Rousselle told a legislature committee in January 2018 the goal was to finish regulations setting out the new rules as early as possible to give Elections New Brunswick time to prepare to implement them.
Harpelle said it would be "extremely challenging" for the agency that administers municipal elections around the province to properly prepare materials and training for candidates on the new rules in time for the vote at this point.
CBC News requested an interview last week with Jeff Carr, the minister of environment and local government. An interview was not provided.
In a statement Tuesday, Tyler Campbell, an executive council spokesperson, blamed the former Liberal government for not implementing regulations before the September 2018 provincial election.

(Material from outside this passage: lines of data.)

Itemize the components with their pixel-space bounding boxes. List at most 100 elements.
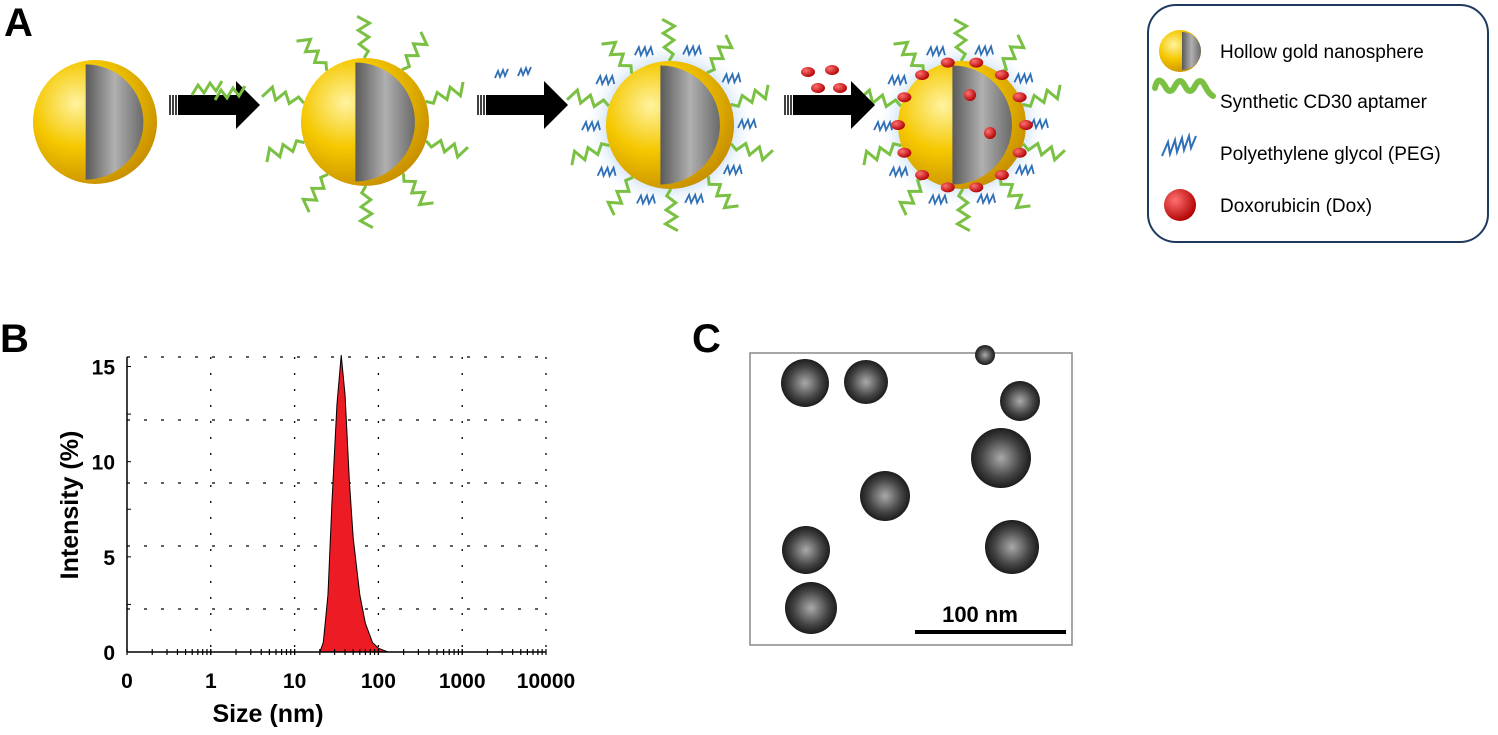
peg-chain (636, 192, 656, 207)
dox-molecule (964, 89, 976, 101)
legend-label: Synthetic CD30 aptamer (1220, 92, 1428, 113)
aptamer-strand (660, 17, 678, 62)
nanosphere (566, 17, 774, 233)
dox-icon (1164, 189, 1196, 221)
aptamer-strand (261, 84, 305, 106)
peg-icon (517, 65, 532, 78)
peg-chain (721, 71, 742, 85)
scale-bar-label: 100 nm (942, 602, 1018, 627)
aptamer-strand (954, 188, 972, 233)
peg-chain (974, 43, 994, 58)
aptamer-strand (662, 188, 680, 233)
aptamer-strand (300, 172, 329, 213)
x-tick-label: 10000 (517, 670, 575, 693)
peg-chain (926, 44, 946, 58)
nanoparticle (844, 360, 888, 404)
dox-icon (833, 83, 847, 93)
aptamer-icon (190, 80, 224, 96)
aptamer-strand (296, 37, 329, 71)
aptamer-icon (1152, 77, 1216, 99)
arrow-icon (793, 81, 875, 129)
nanosphere (33, 60, 157, 184)
peg-chain (595, 73, 616, 87)
nanosphere (261, 14, 469, 230)
aptamer-strand (858, 87, 902, 109)
nanosphere (858, 17, 1066, 233)
nanoparticle (860, 471, 910, 521)
nanoparticle (782, 526, 830, 574)
dox-molecule (969, 182, 984, 193)
aptamer-strand (265, 139, 305, 163)
gold-nanosphere-icon (1159, 30, 1201, 72)
nanoparticle (785, 582, 837, 634)
dox-icon (825, 65, 839, 75)
hollow-core (355, 62, 415, 182)
synthesis-scheme (33, 14, 1066, 233)
legend: Hollow gold nanosphere Synthetic CD30 ap… (1147, 4, 1489, 243)
tem-image: 100 nm (749, 345, 1073, 646)
x-tick-label: 100 (361, 670, 396, 693)
aptamer-strand (706, 34, 735, 75)
peg-chain (1014, 163, 1035, 177)
aptamer-strand (401, 31, 430, 72)
dox-molecule (915, 170, 930, 181)
dox-molecule (984, 127, 996, 139)
aptamer-strand (1022, 84, 1062, 108)
peg-chain (888, 165, 909, 179)
aptamer-strand (706, 176, 739, 210)
peg-chain (1029, 117, 1049, 131)
hollow-core (660, 65, 720, 185)
peg-chain (737, 117, 757, 131)
y-tick-label: 5 (103, 547, 115, 570)
peg-chain (976, 192, 997, 206)
y-tick-label: 10 (92, 452, 115, 475)
aptamer-strand (425, 138, 469, 160)
y-tick-label: 15 (92, 357, 116, 380)
dox-molecule (1012, 147, 1027, 158)
peg-chain (634, 44, 654, 58)
dox-molecule (1012, 92, 1027, 103)
dox-molecule (994, 170, 1009, 181)
peg-chain (887, 73, 908, 87)
peg-icon (1161, 132, 1197, 158)
hollow-core (85, 64, 144, 180)
aptamer-strand (566, 87, 610, 109)
aptamer-strand (401, 173, 434, 207)
dox-molecule (994, 69, 1009, 80)
legend-label: Hollow gold nanosphere (1220, 42, 1424, 63)
x-tick-label: 10 (283, 670, 306, 693)
x-tick-label: 1000 (439, 670, 486, 693)
x-axis-label: Size (nm) (212, 700, 323, 728)
peg-chain (722, 163, 743, 177)
peg-chain (1013, 71, 1034, 85)
nanoparticle (781, 359, 829, 407)
panel-label-a: A (4, 1, 33, 45)
aptamer-strand (425, 81, 465, 105)
peg-chain (596, 165, 617, 179)
dox-icon (801, 67, 815, 77)
aptamer-strand (570, 142, 610, 166)
aptamer-strand (893, 40, 926, 74)
aptamer-strand (952, 17, 970, 62)
peg-chain (581, 119, 601, 133)
dox-molecule (891, 120, 905, 130)
size-distribution-area (319, 355, 389, 653)
dox-molecule (940, 57, 955, 68)
aptamer-strand (730, 141, 774, 163)
y-tick-label: 0 (103, 642, 115, 665)
x-tick-label: 0 (121, 670, 133, 693)
dox-molecule (1019, 120, 1033, 130)
aptamer-strand (605, 175, 634, 216)
aptamer-strand (998, 176, 1031, 210)
peg-chain (928, 192, 948, 207)
dox-molecule (940, 182, 955, 193)
y-axis-label: Intensity (%) (56, 431, 84, 580)
aptamer-strand (897, 175, 926, 216)
peg-icon (494, 67, 509, 80)
dox-icon (811, 83, 825, 93)
panel-label-b: B (0, 317, 29, 361)
dox-molecule (915, 69, 930, 80)
panel-label-c: C (692, 317, 721, 361)
dox-molecule (897, 147, 912, 158)
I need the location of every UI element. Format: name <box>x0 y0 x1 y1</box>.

With the municipal election less than a year away, Campbell said there are "considerable time constraints" to bring the rules forward in time. The statement did not say whether the government intends to do so.
Liberal MLA Keith Chiasson, who served as Rousselle's executive assistant for four years, said his understanding was that the department was close to finishing regulations in August before the provincial election.
"Why they are hesitating I have no idea," Chiasson said of the Progressive Conservative government of Blaine Higgs. "I think it's something that's very important and time, I think, is of the essence because elections are coming up very shortly."
The long-sought rules would bring the province in line with other provinces that mandate financial disclosure. Candidates in provincial and federal elections are also subject to campaign finance limits and disclosure.
New Brunswick is one of four jurisdictions without municipal financial reporting requirements. The others are Prince Edward Island, Yukon and Nunavut.
There have been long-standing calls for transparency, including ahead of municipal elections in 2008, 2012 and 2016.
Brian Hicks, a longtime city councillor in Moncton, said councils regularly vote to award contracts worth millions of dollars and make decisions that affect businesses in the community.
"It's still important for taxpayers to know if anyone contributed to their campaign, and if so, how much," Hicks said.
Hicks said he spent about $5,000 of his own money in a 2018 byelection, and he didn't take contributions.
The rules were being developed in consultation with municipal government associations.
Margot Cragg, executive director of the Union of Municipalities of New Brunswick, said the group told the province the rules should account for varying community sizes and avoid creating undue barriers for candidates running for office.
"Campaign finance rules can provide greater transparency and accountability and create a level playing for candidates, and that's a really good thing," Cragg said.
"But you can't just copy and paste the rules for the federal and provincial elections to the municipal level. So if the province is taking the time to get it right, that's a good thing."